Prime Minister Rishi Sunak and European Commission President Ursula von der Leyen agreed a new post-Brexit deal for Northern Ireland, called the Windsor Framework, and designed to tackle the issues impacting Northern Ireland since the UK left the EU replacing the Northern Ireland Protocol that came into force post Brexit.

Trade
The agreement will introduce two new routes for goods when they are travelling from Great Britain into Northern Ireland. Products which are travelling through NI to get to the Republic of Ireland – which is in the EU – will go via a red lane, ensuring they pass all the customs checks they need to before crossing the Irish Sea. But products which are set to stay in NI – and therefore in the UK – will go via a green lane, which Sunak said would see the current “burdensome customs bureaucracy scrapped”, so no more documents. Snak said food available on supermarket shelves in Great Britain would also be available in Northern Ireland. “This means we have removed any sense of a border in the Irish Sea,” he said.

Taxes and medicines
The legal text of the protocol has been amended to make sure the UK government’s decision on VAT and excise will also be implemented in Northern Ireland. Under the previous Brexit agreement, those decisions were taken in Brussels as the region had to follow single market rules. But now any changes in Westminster will come into force in Northern Ireland, with the PM using the example of alcohol duty, “meaning our reforms to cut the cost of a pint in the pub will now apply in Northern Ireland”. He said British products like trees, plants, and seed potatoes will also be available again in Northern Ireland’s garden centres.

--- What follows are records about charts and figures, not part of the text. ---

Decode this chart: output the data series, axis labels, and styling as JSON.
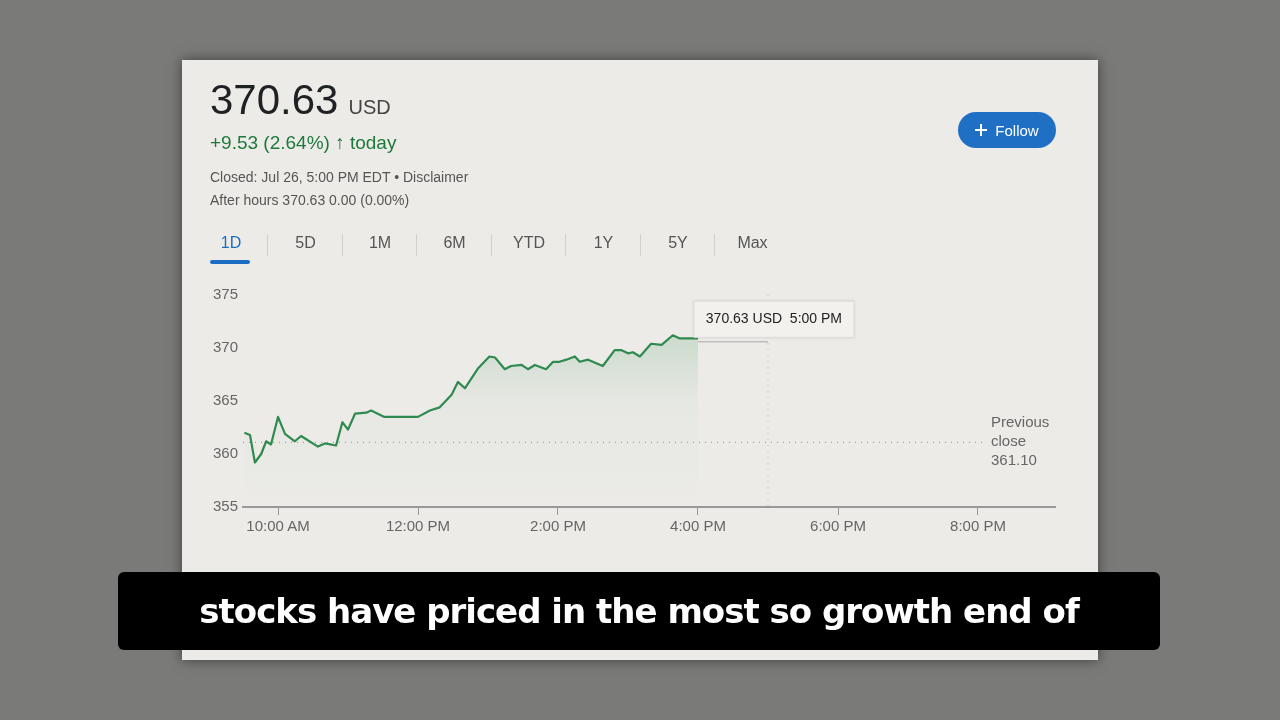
{
  "chart_data": {
    "type": "area",
    "title": "370.63 USD",
    "subtitle": "+9.53 (2.64%) ↑ today",
    "annotations": [
      "Closed: Jul 26, 5:00 PM EDT • Disclaimer",
      "After hours 370.63 0.00 (0.00%)",
      "1D",
      "5D",
      "1M",
      "6M",
      "YTD",
      "1Y",
      "5Y",
      "Max",
      "Follow",
      "stocks have priced in the most so growth end of",
      {
        "text": "370.63 USD  5:00 PM",
        "x": 17,
        "y": 370.63
      }
    ],
    "series": [
      {
        "color": "#2f8a50",
        "x": [
          9.52,
          9.6,
          9.67,
          9.76,
          9.83,
          9.9,
          10.0,
          10.1,
          10.24,
          10.33,
          10.57,
          10.67,
          10.83,
          10.92,
          11.0,
          11.1,
          11.26,
          11.33,
          11.52,
          11.93,
          12.0,
          12.17,
          12.31,
          12.48,
          12.57,
          12.67,
          12.86,
          13.02,
          13.1,
          13.24,
          13.33,
          13.48,
          13.57,
          13.67,
          13.83,
          13.93,
          14.02,
          14.12,
          14.24,
          14.31,
          14.43,
          14.64,
          14.81,
          14.9,
          15.0,
          15.07,
          15.17,
          15.33,
          15.48,
          15.64,
          15.74,
          16.0
        ],
        "values": [
          362.0,
          361.8,
          359.2,
          360.0,
          361.2,
          360.9,
          363.5,
          361.9,
          361.2,
          361.7,
          360.7,
          361.0,
          360.8,
          363.0,
          362.3,
          363.8,
          363.9,
          364.1,
          363.5,
          363.5,
          363.5,
          364.1,
          364.4,
          365.6,
          366.8,
          366.2,
          368.1,
          369.2,
          369.1,
          368.0,
          368.3,
          368.4,
          368.0,
          368.4,
          368.0,
          368.7,
          368.7,
          368.9,
          369.2,
          368.7,
          368.9,
          368.3,
          369.8,
          369.8,
          369.5,
          369.6,
          369.2,
          370.4,
          370.3,
          371.2,
          370.9,
          370.9
        ]
      },
      {
        "type": "line",
        "color": "#bdbdbd",
        "x": [
          16.0,
          17.0
        ],
        "values": [
          370.6,
          370.6
        ]
      }
    ],
    "xlim": [
      9.5,
      21.1
    ],
    "xticks": [
      {
        "value": 10,
        "label": "10:00 AM"
      },
      {
        "value": 12,
        "label": "12:00 PM"
      },
      {
        "value": 14,
        "label": "2:00 PM"
      },
      {
        "value": 16,
        "label": "4:00 PM"
      },
      {
        "value": 18,
        "label": "6:00 PM"
      },
      {
        "value": 20,
        "label": "8:00 PM"
      }
    ],
    "ylim": [
      355,
      375
    ],
    "yticks": [
      355,
      360,
      365,
      370,
      375
    ],
    "ref_lines": [
      {
        "axis": "y",
        "value": 361.1,
        "label": "Previous close 361.10",
        "color": "#9e9e9e",
        "line_style": "dotted"
      },
      {
        "axis": "x",
        "value": 17,
        "color": "#c8c8c8",
        "line_style": "dotted"
      }
    ],
    "grid": false,
    "legend": false,
    "marker": "none"
  }
}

A “landmark” settlement has been agreed on medicines, meaning drugs approved for use by the UK’s medicines regulator will be automatically available in every pharmacy and hospital in Northern Ireland.

The Stormont Brake
Sunak said some rules would remain but the “only EU law that applies in Northern Ireland under the framework is the minimum necessary to avoid a hard border with Ireland and allow Northern Irish businesses to continue accessing the EU market”. However, what the PM has agreed with the EU is to give members of the Northern Ireland Assembly a say on any changes to EU law by offering them “the Stormont brake”. If 30 members of the NI Assembly across two parties vote against a change or new law, the brake is pulled, it gets stopped and the Westminster government steps in. They will argue out the case with the EU in a joint committee and decide whether it should be adopted across the whole of the UK, or be vetoed – meaning it would not come into force anywhere across the country.

However, it is not yet clear what happens if the two sides cannot agree, with the documents published so far only saying it would be solved through a process of “independent arbitration”. Sunak said the brake “gives the institutions of the Good Friday Agreement in Northern Ireland a powerful new safeguard, based on cross-community consent”.